Newman Hill Country Farmers of 2014

July 2014

Rob and Karen Newman are Federated Farmers' Hill Country Farmers of the Year for 2014

Rob and Karen Newman won the Gisborne Wairoa Federated Farmers Hill Country Farmer of the Year Competition for 2014, scoring well in all criteria, and making a return on capital as good as most dairy farmers.

Tiniroto Station was purchased from Gary and Mary Hope in 2004 and the Bushview block of 117ha was added soon after. At first Rob and Karen along with other family owned the property but by the end of June 2012 Rob and Karen had bought out the other family members.

Rob studied for a year at Massey after high school. Then he returned to Gisborne to work with Leaderbrand, driving tractors for crop establishment. He then worked in the UK in various agricultural roles and met Karen, who was working as a veterinary nurse.

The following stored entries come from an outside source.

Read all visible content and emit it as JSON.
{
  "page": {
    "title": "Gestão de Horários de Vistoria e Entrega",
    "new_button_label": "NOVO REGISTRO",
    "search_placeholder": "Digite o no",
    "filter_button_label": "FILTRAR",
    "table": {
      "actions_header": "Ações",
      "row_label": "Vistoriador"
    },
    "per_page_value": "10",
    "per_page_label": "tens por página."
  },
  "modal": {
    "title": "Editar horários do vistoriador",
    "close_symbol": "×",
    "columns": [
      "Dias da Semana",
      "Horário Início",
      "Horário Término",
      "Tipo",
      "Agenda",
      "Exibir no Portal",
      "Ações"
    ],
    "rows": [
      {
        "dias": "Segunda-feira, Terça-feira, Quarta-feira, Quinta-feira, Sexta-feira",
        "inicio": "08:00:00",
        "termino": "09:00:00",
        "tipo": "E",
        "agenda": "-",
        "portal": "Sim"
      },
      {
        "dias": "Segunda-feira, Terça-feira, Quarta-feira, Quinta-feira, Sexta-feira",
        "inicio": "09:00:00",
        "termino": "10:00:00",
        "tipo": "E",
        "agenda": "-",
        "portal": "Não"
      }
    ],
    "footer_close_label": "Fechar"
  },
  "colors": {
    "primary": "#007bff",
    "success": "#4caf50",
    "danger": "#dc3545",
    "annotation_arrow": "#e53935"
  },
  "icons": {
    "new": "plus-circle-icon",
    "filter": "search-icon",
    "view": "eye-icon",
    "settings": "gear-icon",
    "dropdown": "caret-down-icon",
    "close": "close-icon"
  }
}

Rob and Karen returned to Rob’s family farm (Fairfield) in Gisborne, where Rob worked in the sheep, beef and cropping operations at Fairfield and Karen worked for Eastland Vets.

In August 2006 Rob and Karen moved to Tiniroto Station. After having Ellie (now 9) and Spencer (7), Karen left the job at Eastland Vets. She has now become more involved in the day-to-day farm activities, including doing the farm accounts and GST.

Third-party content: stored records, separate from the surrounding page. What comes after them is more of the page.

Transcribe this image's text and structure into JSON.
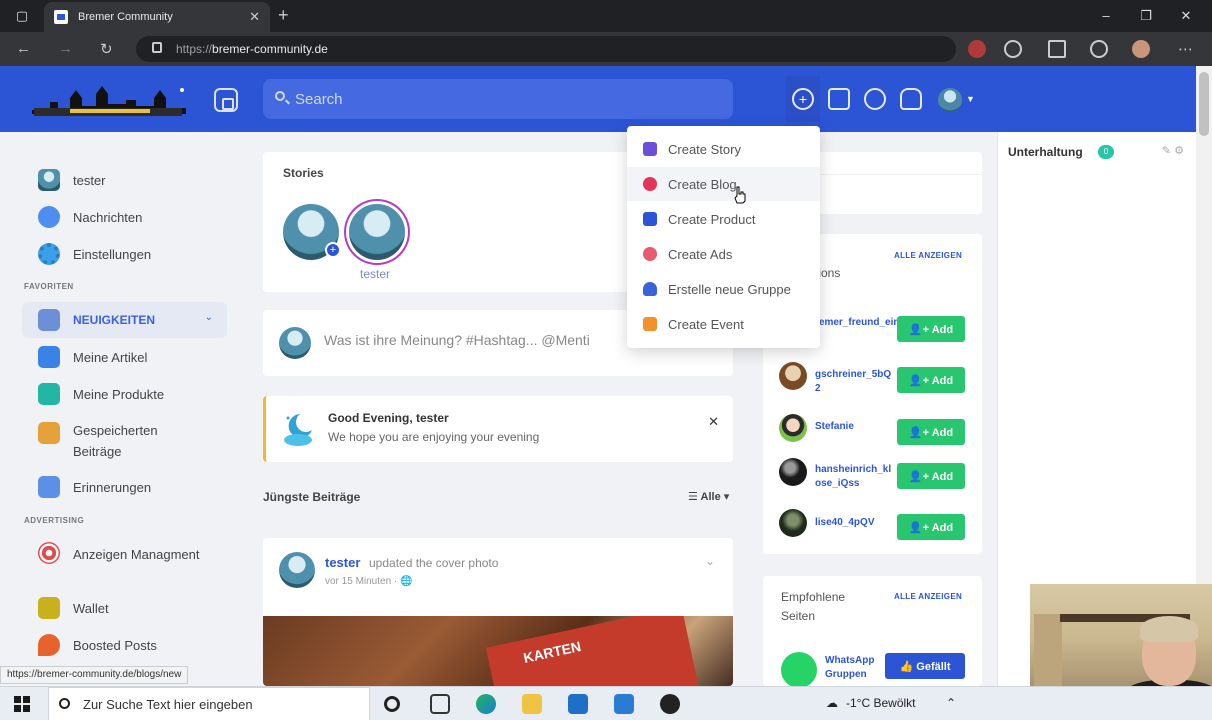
{
  "browser": {
    "tab_title": "Bremer Community",
    "url_scheme": "https://",
    "url_host": "bremer-community.de"
  },
  "header": {
    "search_placeholder": "Search"
  },
  "sidebar": {
    "items": [
      {
        "label": "tester"
      },
      {
        "label": "Nachrichten"
      },
      {
        "label": "Einstellungen"
      }
    ],
    "favoriten_title": "FAVORITEN",
    "favorites": [
      {
        "label": "NEUIGKEITEN"
      },
      {
        "label": "Meine Artikel"
      },
      {
        "label": "Meine Produkte"
      },
      {
        "label": "Gespeicherten Beiträge"
      },
      {
        "label": "Erinnerungen"
      }
    ],
    "advertising_title": "ADVERTISING",
    "advertising": [
      {
        "label": "Anzeigen Managment"
      },
      {
        "label": "Wallet"
      },
      {
        "label": "Boosted Posts"
      }
    ]
  },
  "stories": {
    "title": "Stories",
    "user_name": "tester"
  },
  "composer": {
    "placeholder": "Was ist ihre Meinung? #Hashtag... @Menti"
  },
  "greeting": {
    "title": "Good Evening, tester",
    "subtitle": "We hope you are enjoying your evening"
  },
  "feed": {
    "latest_title": "Jüngste Beiträge",
    "filter_label": "Alle",
    "post": {
      "author": "tester",
      "action": "updated the cover photo",
      "time": "vor 15 Minuten",
      "image_text": "KARTEN"
    }
  },
  "dropdown": {
    "items": [
      {
        "label": "Create Story",
        "icon": "story-icon",
        "color": "#6b4fd8"
      },
      {
        "label": "Create Blog",
        "icon": "blog-icon",
        "color": "#e2365a"
      },
      {
        "label": "Create Product",
        "icon": "cart-icon",
        "color": "#2c55d6"
      },
      {
        "label": "Create Ads",
        "icon": "ads-icon",
        "color": "#e85a6e"
      },
      {
        "label": "Erstelle neue Gruppe",
        "icon": "group-icon",
        "color": "#3b63d9"
      },
      {
        "label": "Create Event",
        "icon": "calendar-icon",
        "color": "#f0932b"
      }
    ]
  },
  "suggestions": {
    "title_partial": "tions",
    "see_all": "ALLE ANZEIGEN",
    "add_label": "Add",
    "people": [
      {
        "name": "remer_freund_eini"
      },
      {
        "name": "gschreiner_5bQ2"
      },
      {
        "name": "Stefanie"
      },
      {
        "name": "hansheinrich_klose_iQss"
      },
      {
        "name": "lise40_4pQV"
      }
    ]
  },
  "pages": {
    "title": "Empfohlene Seiten",
    "see_all": "ALLE ANZEIGEN",
    "page_name": "WhatsApp Gruppen",
    "follow_label": "Gefällt"
  },
  "chat": {
    "title": "Unterhaltung",
    "badge": "0"
  },
  "statusbar": {
    "link": "https://bremer-community.de/blogs/new"
  },
  "taskbar": {
    "search_text": "Zur Suche Text hier eingeben",
    "weather": "-1°C  Bewölkt"
  },
  "colors": {
    "brand": "#2c55d6",
    "add_green": "#28c76f"
  }
}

The farm is 703ha with 607ha effective, and they have 155 paddocks, with an average size of 3.9ha. Sheep make up 40% of their business and bulls 60%. Their objectives are to build equity, reduce debt, increase options for the future, increase use of casual staff to free up workload, consistently dock good quality lambs at 150% and dock hoggets consistently at 100%.

The sheep policy is to put Romney rams over a mob of cross Highlander/Perendale ewes. All the ewe hoggets are mated, and the dries killed. A terminal sire is mated over the two-tooths and tail-end mixed age ewes. The objective is to get lambs to carcass weights of 18-20kg and to sell all the dry ewes and hoggets. They also want 90% of the lambs sold by June. Target weights at tupping are 70kg for the mixed age ewes, 65kg for the two-tooths and 42kg for the hoggets. This year they have 620 ewe hogget replacements and 800 trade hoggets, 520 two-tooths, and 1300 ewes.

The cattle policy is based around buying in weaner bulls at a minimum weight of 160kg. The top bulls are killed at 18 months and the remainder kept for two winters. They also buy in 18 month bulls at average weights of 350kg, and kill them by May the following year when they reach the right weight and margin. This year they are running 200 rising yearling bulls and 500 rising two-year old bulls.

The Hill Country Farmer of the Year competition is an event held every two years and is run by Federated Farmers.

The competition is judged using a set of criteria totalling150 points that are allotted as follows:

  • Financial performance and production levels (averaged over three years) 50 points
  • Farm maintenance and reinvestment 20 points
  • Farming ability and knowledge 20 points
  • Non farming community participation 10 points
  • Environmental management 20 points
  • Objectives, judgement, outlook, attitude, sustainability, farm management and innovation, 20 points
  • Health and safety management 10 points

The win benefitted the Newmans to the tune of $11,000 worth of prizes from a range of sponsors.

Rob and Karen won the Gisborne Wairoa Federated Farmers Hill Country Farmer of the Year award because their financial performance was sound. It was judged on 2013 figures.

A former winner of the competition, Grant Hickling, was the chief judge this year. He said the Newmans scored well in all criteria, but “the money they are making is the real standout.” Their return on capital is as good as most dairy farmers. It was noted that the Newmans “do the basics” well, and are efficient. The farming system is low cost, and although other farmers might have the same gross income levels, their net income levels are impressive.

Rob is very proud of how well Karen is doing here. She was brought up on a dairy farm and worked in London, but moved to Tiniroto, which is an hour from Gisborne. “She’s taken it all on board, and embraced it, which is pretty massive. It’s a little tinpot town here and she loves it.”

“We are pretty passionate and dedicated to this farm and to farming in general. We just want to have options in the future, maybe off-farm. We want to put ourselves in a position where we have good options because we have built a bit of equity.”

Rob says in the last two years it has been dry all over the country. “But Tiniroto would be the greenest little pocket in the North Island. Normally we get 1500mm of rain a year, and because we are exposed to the south we get a lot of rain. It saves our butt every time. We get just enough rain to keep on ticking over.”